The following schema creates the necessary time vertices and their relationships:
// 1. Define Vertex Types:
CREATE VERTEX Year (PRIMARY_ID year_val INT);
CREATE VERTEX Month (PRIMARY_ID month_val INT, month_name STRING);
CREATE VERTEX Day (PRIMARY_ID day_val INT);
CREATE VERTEX Product (PRIMARY_ID product_id STRING);
// 2. Define Edge Types to establish hierarchy and relationships:
// Connects a Year to its Months
CREATE DIRECTED EDGE HAS_MONTH (FROM Year, TO Month);
// Connects a Month to its Days
CREATE DIRECTED EDGE HAS_DAY (FROM Month, TO Day);
// Connects a Product to a specific Day (where an event related to the product occurred)
CREATE DIRECTED EDGE PRODUCED_ON (FROM Product, TO Day);
Focal Hub
A focal hub is a central vertex that connects to many other vertices via multiple edges. It can become a performance bottleneck in your schema.

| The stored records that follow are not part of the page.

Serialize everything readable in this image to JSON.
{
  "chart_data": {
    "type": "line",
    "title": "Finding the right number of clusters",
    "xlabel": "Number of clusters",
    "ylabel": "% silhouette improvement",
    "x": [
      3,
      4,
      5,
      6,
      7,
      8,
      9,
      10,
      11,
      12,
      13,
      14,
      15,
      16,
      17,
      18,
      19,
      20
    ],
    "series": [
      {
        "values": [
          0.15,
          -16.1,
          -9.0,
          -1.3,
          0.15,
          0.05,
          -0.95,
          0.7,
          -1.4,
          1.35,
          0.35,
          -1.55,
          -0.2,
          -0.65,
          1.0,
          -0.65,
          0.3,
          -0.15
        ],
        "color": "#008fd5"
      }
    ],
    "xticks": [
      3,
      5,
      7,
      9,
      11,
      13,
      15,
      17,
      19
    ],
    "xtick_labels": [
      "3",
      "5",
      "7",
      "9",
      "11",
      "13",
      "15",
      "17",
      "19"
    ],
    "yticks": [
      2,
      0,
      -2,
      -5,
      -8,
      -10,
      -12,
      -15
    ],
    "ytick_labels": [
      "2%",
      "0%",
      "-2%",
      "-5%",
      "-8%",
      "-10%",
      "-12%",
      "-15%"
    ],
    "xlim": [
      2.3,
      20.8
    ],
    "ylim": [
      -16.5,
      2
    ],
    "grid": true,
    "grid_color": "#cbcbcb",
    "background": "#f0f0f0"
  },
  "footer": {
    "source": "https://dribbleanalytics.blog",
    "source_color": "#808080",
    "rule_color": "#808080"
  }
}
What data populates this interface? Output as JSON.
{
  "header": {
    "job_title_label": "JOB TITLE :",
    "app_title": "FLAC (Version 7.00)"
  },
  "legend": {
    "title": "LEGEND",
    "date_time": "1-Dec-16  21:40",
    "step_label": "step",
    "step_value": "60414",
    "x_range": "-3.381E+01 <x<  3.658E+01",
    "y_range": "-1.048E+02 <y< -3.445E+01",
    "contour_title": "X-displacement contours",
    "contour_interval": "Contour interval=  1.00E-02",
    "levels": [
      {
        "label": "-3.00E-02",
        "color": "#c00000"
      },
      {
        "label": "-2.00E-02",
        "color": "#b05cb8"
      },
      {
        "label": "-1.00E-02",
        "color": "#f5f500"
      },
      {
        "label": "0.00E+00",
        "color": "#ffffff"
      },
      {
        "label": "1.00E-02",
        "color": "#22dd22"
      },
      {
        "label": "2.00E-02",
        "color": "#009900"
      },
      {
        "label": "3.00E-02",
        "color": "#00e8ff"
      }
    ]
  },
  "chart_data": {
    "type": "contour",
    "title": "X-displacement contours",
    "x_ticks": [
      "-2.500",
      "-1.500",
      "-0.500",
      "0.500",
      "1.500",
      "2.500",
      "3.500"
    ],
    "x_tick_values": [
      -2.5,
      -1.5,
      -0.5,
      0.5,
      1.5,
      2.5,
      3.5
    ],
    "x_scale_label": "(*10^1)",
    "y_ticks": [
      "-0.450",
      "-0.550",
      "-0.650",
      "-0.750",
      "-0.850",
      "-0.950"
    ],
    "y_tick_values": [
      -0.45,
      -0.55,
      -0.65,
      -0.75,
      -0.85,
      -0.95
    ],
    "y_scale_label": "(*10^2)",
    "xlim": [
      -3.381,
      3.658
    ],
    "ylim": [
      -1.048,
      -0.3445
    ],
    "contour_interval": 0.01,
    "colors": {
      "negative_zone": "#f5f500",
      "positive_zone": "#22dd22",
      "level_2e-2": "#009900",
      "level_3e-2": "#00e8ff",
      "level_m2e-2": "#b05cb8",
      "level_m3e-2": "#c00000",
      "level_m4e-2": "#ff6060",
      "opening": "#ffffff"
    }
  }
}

Use Case-Based Schema Design
Graph schema design should always reflect your use case and query requirements. The type of relationships you need to track will guide your choice of schema design.
Event-Centered Schema
This design focuses on events as the central element of your application. It’s ideal for use cases where you need to analyze event-driven data. For example, in an e-commerce platform, events like purchases, returns, or reviews could be central to understanding the relationships between customers and products.
For example, in an e-commerce schema, purchases and product reviews would be modeled as key events, with relationships showing how customers interact with products.

User-Centered Schema
This design focuses on user behavior and interactions, making it ideal for applications like social networks or user analytics. In a user-centered schema, you would model users and their relationships with products, services, or other users.
For example, in a social network schema, you could model user interactions (such as comments, likes, and shares) and track user behavior over time.

|
Recommendation
Here are some key recommendations for schema design:
-
Edge Types: Use multiple edge types when specificity is important; for simpler designs, use a single edge type with attributes.
-
Attributes vs. Vertices: Model frequently queried properties as vertices and use attributes for less critical data.
-
Events: Model events as vertices when they have properties like timestamps, types, or need to be queried individually. For simple cases, use edge attributes to add event details between two related vertices.
-
Schema Design: Choose an event-centered or user-centered schema based on the primary query focus.
-
Indexing: Use secondary indexes for range queries and vertex indexes for high-cardinality attributes.
Following these best practices ensures your TigerGraph schema delivers fast, efficient queries and scales with your data and application needs.